Socio de Vinatea & Toyama
La informalidad ya no es solo un problema laboral o fiscal, sino un problema sistémico. Está destruyendo la institucionalidad por el peor de sus lados: la ilegalidad y el de los intereses más mezquinos.
“La informalidad nos está engullendo”, me dijo hace poco un amigo cuando le hice notar que estaba presente en todos lados y que columnistas como Martín Tanaka y Fernando Vivas habían señalado, el primero, que “el mundo informal empezó a asumir una relación parasitaria, debilitando áreas en las que el Estado debía imponerse”; y el segundo, que “el Legislativo y el Ejecutivo aprendieron a ponerse de acuerdo para flexibilizar normas a pedido de clientes informales y, también, ilegales”.

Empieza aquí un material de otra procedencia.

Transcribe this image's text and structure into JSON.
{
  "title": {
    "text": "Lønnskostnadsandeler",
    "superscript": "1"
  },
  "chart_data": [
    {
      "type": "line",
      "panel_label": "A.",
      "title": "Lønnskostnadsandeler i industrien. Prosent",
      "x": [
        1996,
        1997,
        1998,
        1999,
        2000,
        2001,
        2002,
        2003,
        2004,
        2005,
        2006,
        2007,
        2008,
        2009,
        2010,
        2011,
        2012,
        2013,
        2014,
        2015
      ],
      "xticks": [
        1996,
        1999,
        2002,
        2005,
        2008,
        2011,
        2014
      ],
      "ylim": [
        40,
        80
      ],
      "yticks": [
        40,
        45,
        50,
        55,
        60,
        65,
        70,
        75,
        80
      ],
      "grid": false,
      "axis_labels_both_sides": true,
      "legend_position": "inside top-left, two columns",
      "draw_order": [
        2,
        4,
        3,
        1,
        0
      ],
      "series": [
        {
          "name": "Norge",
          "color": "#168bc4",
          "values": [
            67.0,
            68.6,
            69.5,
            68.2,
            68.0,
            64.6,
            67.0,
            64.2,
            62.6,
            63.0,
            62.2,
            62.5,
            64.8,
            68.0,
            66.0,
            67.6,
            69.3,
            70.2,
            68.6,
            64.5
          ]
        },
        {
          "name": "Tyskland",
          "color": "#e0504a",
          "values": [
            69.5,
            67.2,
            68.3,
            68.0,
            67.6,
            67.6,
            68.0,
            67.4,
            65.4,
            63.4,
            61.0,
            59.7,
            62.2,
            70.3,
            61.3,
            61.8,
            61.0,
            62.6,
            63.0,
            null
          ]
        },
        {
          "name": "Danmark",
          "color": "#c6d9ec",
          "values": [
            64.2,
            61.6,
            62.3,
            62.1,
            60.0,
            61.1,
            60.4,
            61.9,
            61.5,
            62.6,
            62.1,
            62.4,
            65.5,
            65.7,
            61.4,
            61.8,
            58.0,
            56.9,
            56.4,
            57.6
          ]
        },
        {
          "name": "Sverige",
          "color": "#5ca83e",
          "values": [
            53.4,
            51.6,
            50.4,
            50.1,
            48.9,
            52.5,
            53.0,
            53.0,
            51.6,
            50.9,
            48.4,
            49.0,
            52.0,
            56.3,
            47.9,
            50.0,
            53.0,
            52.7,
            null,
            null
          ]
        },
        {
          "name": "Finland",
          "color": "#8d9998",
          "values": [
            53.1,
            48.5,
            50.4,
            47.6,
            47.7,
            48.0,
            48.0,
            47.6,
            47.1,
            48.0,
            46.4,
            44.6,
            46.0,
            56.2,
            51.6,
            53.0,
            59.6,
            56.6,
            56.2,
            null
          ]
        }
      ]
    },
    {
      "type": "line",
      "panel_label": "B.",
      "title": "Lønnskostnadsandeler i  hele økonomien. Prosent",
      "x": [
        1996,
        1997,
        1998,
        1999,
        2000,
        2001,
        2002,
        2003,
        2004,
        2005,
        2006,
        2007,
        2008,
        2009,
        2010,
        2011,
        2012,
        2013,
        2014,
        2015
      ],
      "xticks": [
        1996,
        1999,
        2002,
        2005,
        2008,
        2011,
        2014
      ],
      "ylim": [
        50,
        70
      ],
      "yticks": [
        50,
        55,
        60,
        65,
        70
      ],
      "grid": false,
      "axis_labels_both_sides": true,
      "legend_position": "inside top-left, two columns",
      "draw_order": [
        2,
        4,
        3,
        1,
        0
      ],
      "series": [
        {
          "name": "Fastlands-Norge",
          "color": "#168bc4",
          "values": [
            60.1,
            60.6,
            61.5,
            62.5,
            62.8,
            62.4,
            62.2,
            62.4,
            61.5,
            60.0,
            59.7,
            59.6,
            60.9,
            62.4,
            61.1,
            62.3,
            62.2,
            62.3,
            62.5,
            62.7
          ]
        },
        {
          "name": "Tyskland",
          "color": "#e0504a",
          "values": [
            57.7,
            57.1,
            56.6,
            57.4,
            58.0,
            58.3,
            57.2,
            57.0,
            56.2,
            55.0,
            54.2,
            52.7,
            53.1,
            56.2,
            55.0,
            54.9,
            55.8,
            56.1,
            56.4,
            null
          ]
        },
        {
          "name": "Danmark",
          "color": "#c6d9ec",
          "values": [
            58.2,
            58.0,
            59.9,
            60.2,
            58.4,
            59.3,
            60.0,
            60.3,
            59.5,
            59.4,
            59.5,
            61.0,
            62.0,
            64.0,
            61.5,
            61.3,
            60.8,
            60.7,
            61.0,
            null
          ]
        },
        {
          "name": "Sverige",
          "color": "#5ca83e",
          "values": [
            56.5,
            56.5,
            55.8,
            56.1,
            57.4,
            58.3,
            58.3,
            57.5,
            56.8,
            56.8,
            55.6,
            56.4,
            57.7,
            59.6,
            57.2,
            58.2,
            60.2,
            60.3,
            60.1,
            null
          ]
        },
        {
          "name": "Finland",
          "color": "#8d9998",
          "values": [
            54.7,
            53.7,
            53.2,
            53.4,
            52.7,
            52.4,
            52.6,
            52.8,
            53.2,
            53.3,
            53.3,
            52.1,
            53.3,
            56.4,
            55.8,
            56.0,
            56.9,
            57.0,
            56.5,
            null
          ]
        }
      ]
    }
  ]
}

Creo que mi amigo y los comentaristas citados no se equivocan. La informalidad ha ido ganando espacios y ya no es solo un problema laboral o fiscal, sino un problema sistémico en el que la lenta deslegitimación y el debilitamiento institucional ceden ante la ilegalidad, que es el lado más pernicioso de la informalidad. El asunto no es poca cosa: con casi el 80% de informalidad en nuestra población económicamente activa, esta fuerza o sector económico, si no ha logrado obtener representación política, al menos sí ha conseguido establecer canales de gestión de intereses que se convierten en leyes o en decisiones del Poder Ejecutivo.
Dicho de otra manera, la informalidad ya no es solo una fuerza al margen de la formalidad, sino que incluso la ataca, a ella y a sus instituciones, logrando lo impensable: que grupos tanto de izquierda como de derecha hayan encontrado coincidencias para frenar reformas como las del transporte y la educación, o legitimar actividades como la minería ilegal. Se trata, entonces, de un problema que está destruyendo la institucionalidad gracias a su lado peor: el de la ilegalidad y el de los intereses más mezquinos.
Es verdad que informalidad no es sinónimo de ilegalidad, pero, en nuestro país, el alto porcentaje de la primera hace que la segunda aparezca como una fuerza mucho más visible. Eso fue lo que resaltó la OIT hace más de cincuenta años para explicar aquellas actividades de generación de ingresos, subordinadas o independientes, que no era posible incluir en el sistema normativo laboral. Pero tal informalidad, la de tipo económico, poco tiene de ilegal y no es de la que hablamos.
Quizás por eso Basombrío ha dicho hace poco que esta ilegalidad se traduce en una ley de la selva que se convierte en una “Constitución de facto”. Me temo que podría tener razón. Las democracias liberales, como decía Zakharia, pueden decaer y dejar de serlo no solo por perder su esencia representativa o sufrir severos desequilibrios de poderes, sino también por la pérdida o el debilitamiento gradual del principio de legalidad.
Y esto último es lo que está ocurriendo. Ni el actual Gobierno ni los poderes e instituciones del Estado están haciendo nada por respetar el principio de legalidad; más bien, o ceden ante las presiones para incumplirlo o, simplemente, no actúan. Y esas presiones, en muchos casos, no provienen de las “grandes mayorías históricamente postergadas”, sino más bien de grupos de interés minoritarios dentro de esa “gran mayoría” que es el grupo informal en nuestro país, que abarca al 80% de la PEA, algo así como dieciocho millones de personas.
Ello explica por qué Alfredo Thorne, exministro de Economía, ha calificado al presidente Castillo como “el primer presidente de la informalidad”. Si eso es así, solo queda esperar a que la institucionalidad se debilite sola y se “informalice”, con resultados que nos lleven a lo que algunos comentaristas han llamado “el colapso del Estado”.
¿Qué se puede hacer?
Aquí van algunas ideas. Para reducir la informalidad, premiar la formalización con facilidades de crédito y con asistencia técnica estatal. Premiar también las mejores prácticas de formalización, destinar parte del IGV pagado por las personas naturales al fondo de seguridad social de aquellas y darle al carné de seguridad social un protagonismo similar al del documento de identidad, de manera que los ciudadanos no solo se acrediten como tales, sino también como beneficiarios de la protección social.
Por el lado de la institucionalidad, apostar por la justicia y su fortalecimiento, porque el Poder Judicial y el Tribunal Constitucional son verdaderos bastiones para la defensa de la legalidad. Asimismo, defender la libertad de expresión y la de prensa, que tienen un gran poder contralor; y, sobre todo, participar en el debate público y la fiscalización de las instituciones. Los contribuyentes tenemos pleno derecho a tal fiscalización: hacemos posible que los funcionarios públicos estén donde están y, por tanto, podemos exigirles que hagan lo que deben hacer.